Cash compensation from the government has started coming every 2.5-3 months now in comparison with six months earlier, helping fuel marketers to save up on interest costs. IOC's borrowings have sharply fallen to Rs 61,900 crore from Rs 86,263 crore in March, chief financial officer P K Goyal had said during the company's annual general meeting last month.

Goyal said fall in under-recoveries and regular subsidy payments by the government's since the beginning of this fiscal has helped the company to bring down borrowings, which would help the company's profitability in current fiscal.

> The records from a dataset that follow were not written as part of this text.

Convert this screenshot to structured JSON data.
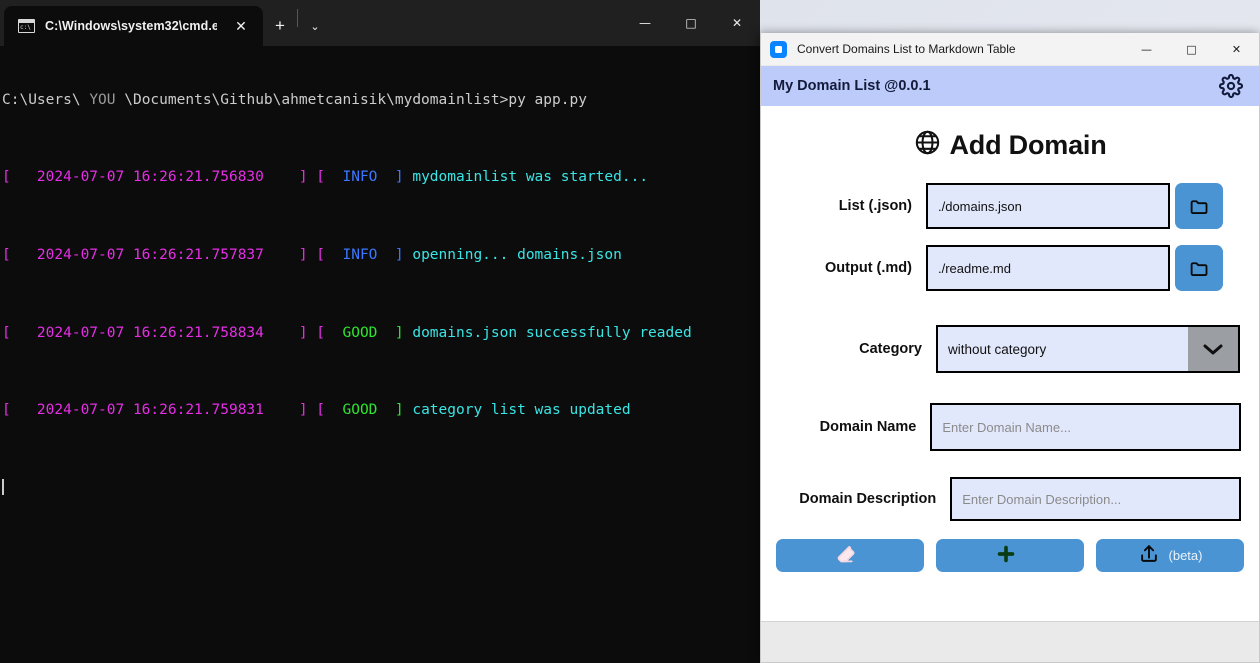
{
  "terminal": {
    "tab_title": "C:\\Windows\\system32\\cmd.e:",
    "tab_icon": "cmd-icon",
    "new_tab_glyph": "+",
    "dropdown_glyph": "⌄",
    "close_glyph": "✕",
    "window_controls": {
      "minimize": "—",
      "maximize": "□",
      "close": "✕"
    },
    "prompt": {
      "prefix": "C:\\Users\\ ",
      "user": "YOU",
      "suffix": " \\Documents\\Github\\ahmetcanisik\\mydomainlist>",
      "command": "py app.py"
    },
    "log_lines": [
      {
        "open": "[",
        "timestamp": "   2024-07-07 16:26:21.756830    ",
        "close": "] [",
        "level": "  INFO  ",
        "close2": "] ",
        "message": "mydomainlist was started...",
        "level_color": "blue"
      },
      {
        "open": "[",
        "timestamp": "   2024-07-07 16:26:21.757837    ",
        "close": "] [",
        "level": "  INFO  ",
        "close2": "] ",
        "message": "openning... domains.json",
        "level_color": "blue"
      },
      {
        "open": "[",
        "timestamp": "   2024-07-07 16:26:21.758834    ",
        "close": "] [",
        "level": "  GOOD  ",
        "close2": "] ",
        "message": "domains.json successfully readed",
        "level_color": "green"
      },
      {
        "open": "[",
        "timestamp": "   2024-07-07 16:26:21.759831    ",
        "close": "] [",
        "level": "  GOOD  ",
        "close2": "] ",
        "message": "category list was updated",
        "level_color": "green"
      }
    ]
  },
  "app": {
    "window_title": "Convert Domains List to Markdown Table",
    "window_controls": {
      "minimize": "—",
      "maximize": "□",
      "close": "✕"
    },
    "header": {
      "title": "My Domain List @0.0.1",
      "settings_icon": "gear-icon"
    },
    "page_heading": {
      "icon": "globe-icon",
      "text": "Add Domain"
    },
    "form": {
      "list": {
        "label": "List (.json)",
        "value": "./domains.json",
        "browse_icon": "folder-icon"
      },
      "output": {
        "label": "Output (.md)",
        "value": "./readme.md",
        "browse_icon": "folder-icon"
      },
      "category": {
        "label": "Category",
        "value": "without category",
        "arrow_icon": "chevron-down-icon"
      },
      "domain_name": {
        "label": "Domain Name",
        "value": "",
        "placeholder": "Enter Domain Name..."
      },
      "domain_description": {
        "label": "Domain Description",
        "value": "",
        "placeholder": "Enter Domain Description..."
      }
    },
    "buttons": [
      {
        "name": "clear-button",
        "icon": "eraser-icon",
        "label": ""
      },
      {
        "name": "add-button",
        "icon": "plus-icon",
        "label": ""
      },
      {
        "name": "upload-button",
        "icon": "upload-icon",
        "label": "(beta)"
      }
    ],
    "colors": {
      "header_bg": "#bdcbfb",
      "accent_blue": "#4a94d4",
      "input_bg": "#e2e8fb",
      "combo_arrow_bg": "#9b9ea3"
    }
  }
}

Diesel under-recovery in the last fortnight fell to 8 paise, indicating that the government may soon make announcement of complete deregulation of diesel. OMCs are expecting further reduction in borrowings on complete deregulation and subsidy payment by government.
Brokerage Motilal Oswal Securities sees 50% reduction in gross under recoveries to Rs 75,000 crore by fiscal 2016 if the government announces complete deregulation of diesel next month. A realistic kerosene/LPG hike could cut under-recovery by 70%, it said.

"We estimate OMCs' debt to reduce by 15-25% in the next one year, leading to 8-16% earnings per share benefit, with HPCL at 16%, followed by BPCL at 9% and IOCL at 8%," it said. Interest costs of OMCs could come down by as much as Rs 2,000 crore in current and next fiscals, which would improve IOC's profitability by Rs 700 crore, HPCL by Rs 300 crore, and BPCL by Rs 300 crores, Gagan Dixit, an analyst with Quant Capital, said.

Complete diesel deregulation will not only help OMCs to reduce interest burden but also improve their marketing margins, which was fixed by the government in 2006. Despite cost increases of 8-10%, OMCs got only around 4% of annual escalation. Post deregulation, OMCs are expected to charge higher marketing margins. Post petrol deregulation, OMCs had seen rise in marketing margin from Rs 0.7/litre in fiscal 2011 to Rs 1.3/litre in fiscal 2015. Also, the current marketing margin in diesel in India at Rs 1.4/litre, which is way below the global averages, indicating further room for improvement.

"Likely higher marketing margins on auto fuels (Rs 0.5/litre higher diesel marketing margin will increase OMCs' profit before tax by Rs 4,000 crore," Motilal Oswal said. Brokerages believe that gain in marketing margins will also help OMCs to negate any fall in market share of diesel which may happen due to private players come back in diesel retail post deregulation. Currently, PSU OMCs together have about 42,000 retail outlets. Non-PSU players, including RIL, Essar Oil and Shell, have about 3,000 retail outlets, of which a very few are currently operational.

"Private players can capture around 10% market share over next two years, which could impact OMCs profitability very marginally," Dixit said. In the previous period of brief deregulation (FY04-07), private players' market share had reached 5% in gasoline and 10% in diesel. However, this time around, the journey may not be as smooth for private players, given that over the last decade OMCs have doubled retail outlets, modernised outlets to ensure purity and improved customer engagement, and have brought automation through real-time tracking and better inventory management, Motilal Oswal report said.